Na de anamnese, d.w.z. het registreren van uw medische voorgeschiedenis, uw manier van leven of uw huidige gezondheidsproblemen, zijn er verschillende onderzoeksmethoden. Deze keuze hangt af van uw persoonlijke situatie. Niet alle onderzoeken zijn nodig.
Stadiëring: d.w.z. de classificatie
De stadiëring van kanker helpt om de correcte behandeling van de ziekte te bepalen. De behandelingsopties variëren afhankelijk van het stadium. Er zijn een aantal criteria waarmee rekening wordt gehouden bij het toewijzen van de tumortypen aan de verschillende stadia.
Voor niet-kleincellige longkanker wordt de zogenaamde TNM-classificatie gebruikt, waarbij deze drie letters het volgende aangeven:
- T (tumor): betreft de uitbreiding van de tumor in het omringende weefsel. Deze waarde ligt tussen 0 en 4.
- N (nodes (klieren)): betreft de af- of aanwezigheid van uitzaaiingen in de lymfeklieren. Deze waarde ligt tussen 0 en 3.
- M (metastase (uitzaaiing)): betreft de af- of aanwezigheid van uitzaaiingen op afstand. Deze waarde ligt tussen 0 en 1.
De verschillende combinaties van T, N en M zijn gegroepeerd in 4 stadia, variërend van stadium I t/m IV.

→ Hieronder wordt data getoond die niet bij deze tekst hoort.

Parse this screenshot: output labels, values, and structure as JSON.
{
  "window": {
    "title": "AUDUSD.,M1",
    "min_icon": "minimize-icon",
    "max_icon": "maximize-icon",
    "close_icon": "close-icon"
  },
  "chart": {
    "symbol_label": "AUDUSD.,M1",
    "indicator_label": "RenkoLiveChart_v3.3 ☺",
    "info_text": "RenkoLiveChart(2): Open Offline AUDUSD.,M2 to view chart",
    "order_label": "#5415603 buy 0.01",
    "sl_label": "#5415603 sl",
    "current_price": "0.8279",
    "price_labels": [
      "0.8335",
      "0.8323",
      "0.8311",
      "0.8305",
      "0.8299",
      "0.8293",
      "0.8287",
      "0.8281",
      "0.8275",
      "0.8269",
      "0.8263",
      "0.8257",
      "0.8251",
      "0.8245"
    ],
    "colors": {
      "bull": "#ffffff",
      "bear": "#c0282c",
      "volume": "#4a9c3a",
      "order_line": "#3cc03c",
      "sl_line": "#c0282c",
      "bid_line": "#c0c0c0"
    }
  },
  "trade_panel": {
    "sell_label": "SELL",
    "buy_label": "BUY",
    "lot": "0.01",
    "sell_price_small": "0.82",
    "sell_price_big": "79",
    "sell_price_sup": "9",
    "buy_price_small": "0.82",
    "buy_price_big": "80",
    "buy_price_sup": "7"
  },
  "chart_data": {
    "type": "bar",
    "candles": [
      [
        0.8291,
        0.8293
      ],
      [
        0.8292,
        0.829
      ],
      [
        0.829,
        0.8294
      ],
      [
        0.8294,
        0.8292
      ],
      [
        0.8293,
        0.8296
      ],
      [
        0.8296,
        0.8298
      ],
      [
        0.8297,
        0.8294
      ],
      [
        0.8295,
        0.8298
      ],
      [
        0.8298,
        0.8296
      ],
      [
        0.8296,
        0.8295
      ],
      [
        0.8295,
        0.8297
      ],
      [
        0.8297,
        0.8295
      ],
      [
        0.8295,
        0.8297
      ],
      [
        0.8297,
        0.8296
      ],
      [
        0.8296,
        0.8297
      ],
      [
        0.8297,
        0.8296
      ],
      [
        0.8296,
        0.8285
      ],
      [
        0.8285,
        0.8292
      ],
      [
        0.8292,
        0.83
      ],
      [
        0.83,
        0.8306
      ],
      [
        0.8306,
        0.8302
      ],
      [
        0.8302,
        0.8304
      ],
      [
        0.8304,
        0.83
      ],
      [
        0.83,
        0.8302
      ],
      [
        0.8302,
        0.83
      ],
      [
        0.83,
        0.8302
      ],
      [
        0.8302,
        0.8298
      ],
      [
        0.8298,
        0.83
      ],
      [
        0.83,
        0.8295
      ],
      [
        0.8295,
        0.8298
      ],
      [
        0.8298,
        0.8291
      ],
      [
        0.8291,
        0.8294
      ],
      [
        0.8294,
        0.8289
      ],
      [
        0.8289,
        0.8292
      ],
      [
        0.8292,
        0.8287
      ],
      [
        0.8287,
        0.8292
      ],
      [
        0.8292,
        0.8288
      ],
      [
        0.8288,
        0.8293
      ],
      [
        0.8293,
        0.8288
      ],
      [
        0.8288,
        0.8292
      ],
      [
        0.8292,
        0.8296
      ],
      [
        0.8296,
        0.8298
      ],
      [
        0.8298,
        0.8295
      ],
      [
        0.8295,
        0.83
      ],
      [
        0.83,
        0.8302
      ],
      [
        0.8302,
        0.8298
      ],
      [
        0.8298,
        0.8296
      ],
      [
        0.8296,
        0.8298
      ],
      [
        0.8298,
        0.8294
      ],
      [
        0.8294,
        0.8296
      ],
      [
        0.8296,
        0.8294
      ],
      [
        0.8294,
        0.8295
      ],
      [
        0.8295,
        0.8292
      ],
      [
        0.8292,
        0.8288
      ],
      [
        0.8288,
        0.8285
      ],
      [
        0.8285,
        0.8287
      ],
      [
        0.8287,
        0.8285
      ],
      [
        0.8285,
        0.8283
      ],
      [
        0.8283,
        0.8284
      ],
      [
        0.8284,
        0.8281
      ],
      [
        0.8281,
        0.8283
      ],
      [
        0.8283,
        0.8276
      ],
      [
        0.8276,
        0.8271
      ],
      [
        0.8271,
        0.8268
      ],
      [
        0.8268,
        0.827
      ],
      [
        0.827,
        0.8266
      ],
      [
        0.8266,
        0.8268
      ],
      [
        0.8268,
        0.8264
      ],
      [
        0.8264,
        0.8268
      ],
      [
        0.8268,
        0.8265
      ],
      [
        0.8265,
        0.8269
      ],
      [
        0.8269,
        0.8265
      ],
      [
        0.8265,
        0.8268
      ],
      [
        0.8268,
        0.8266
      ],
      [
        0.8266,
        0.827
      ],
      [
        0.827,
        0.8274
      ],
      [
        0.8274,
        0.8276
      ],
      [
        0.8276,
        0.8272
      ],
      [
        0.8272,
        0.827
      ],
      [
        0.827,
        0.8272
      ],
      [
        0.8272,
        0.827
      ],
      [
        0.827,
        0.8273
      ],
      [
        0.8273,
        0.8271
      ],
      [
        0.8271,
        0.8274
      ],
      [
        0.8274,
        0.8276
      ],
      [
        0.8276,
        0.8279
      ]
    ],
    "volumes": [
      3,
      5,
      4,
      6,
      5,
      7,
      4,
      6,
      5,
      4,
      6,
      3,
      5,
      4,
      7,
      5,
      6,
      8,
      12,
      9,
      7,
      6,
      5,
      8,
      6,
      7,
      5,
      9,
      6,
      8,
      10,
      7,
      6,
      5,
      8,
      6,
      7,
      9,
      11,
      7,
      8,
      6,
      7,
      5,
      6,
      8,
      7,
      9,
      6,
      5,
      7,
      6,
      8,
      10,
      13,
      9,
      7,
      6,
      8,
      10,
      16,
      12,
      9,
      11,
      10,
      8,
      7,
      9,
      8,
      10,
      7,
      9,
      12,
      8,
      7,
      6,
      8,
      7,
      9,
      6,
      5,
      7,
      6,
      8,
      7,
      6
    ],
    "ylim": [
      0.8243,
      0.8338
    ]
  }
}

Classificatie van de stadia I t/m IV op grond van de TNM-stadiëring
IA | De tumor is beperkt tot één long. |
IB | |
IIA | De kanker treft bovendien ten minste één lymfeklier aan de basis van dezelfde long en er is geen enkel teken die de aanwezigheid van uitzaaiingen op afstand in andere organen rechtvaardigt. |
IIB | |
IIIA | De tumor is al wijd verspreid in een long en heeft zich eveneens verspreid naar nabijgelegen en verder weg gelegen lymfeklieren, bijvoorbeeld in de basis van de andere long. In dit stadium zijn er ook geen uitzaaiingen op afstand. |
IIIB | |
IIIC | |
IV | De longkanker is op afstand uitgezaaid in een of meer organen. De grootte van de tumor, de omvang en de betrokkenheid van lymfeklieren spelen bovendien geen rol bij de stadiëring. |
Voor kleincellige longkanker worden twee stadia onderscheiden:
- Het beperkte stadium (limited stage, LS): de tumor is beperkt tot één long en één helft van de borst (thorax).
- Het uitgebreide stadium (extensive stage, ES): de tumor is al uitgezaaid naar de tweede long, buiten de long (bijvoorbeeld in de borstwand) of in andere organen.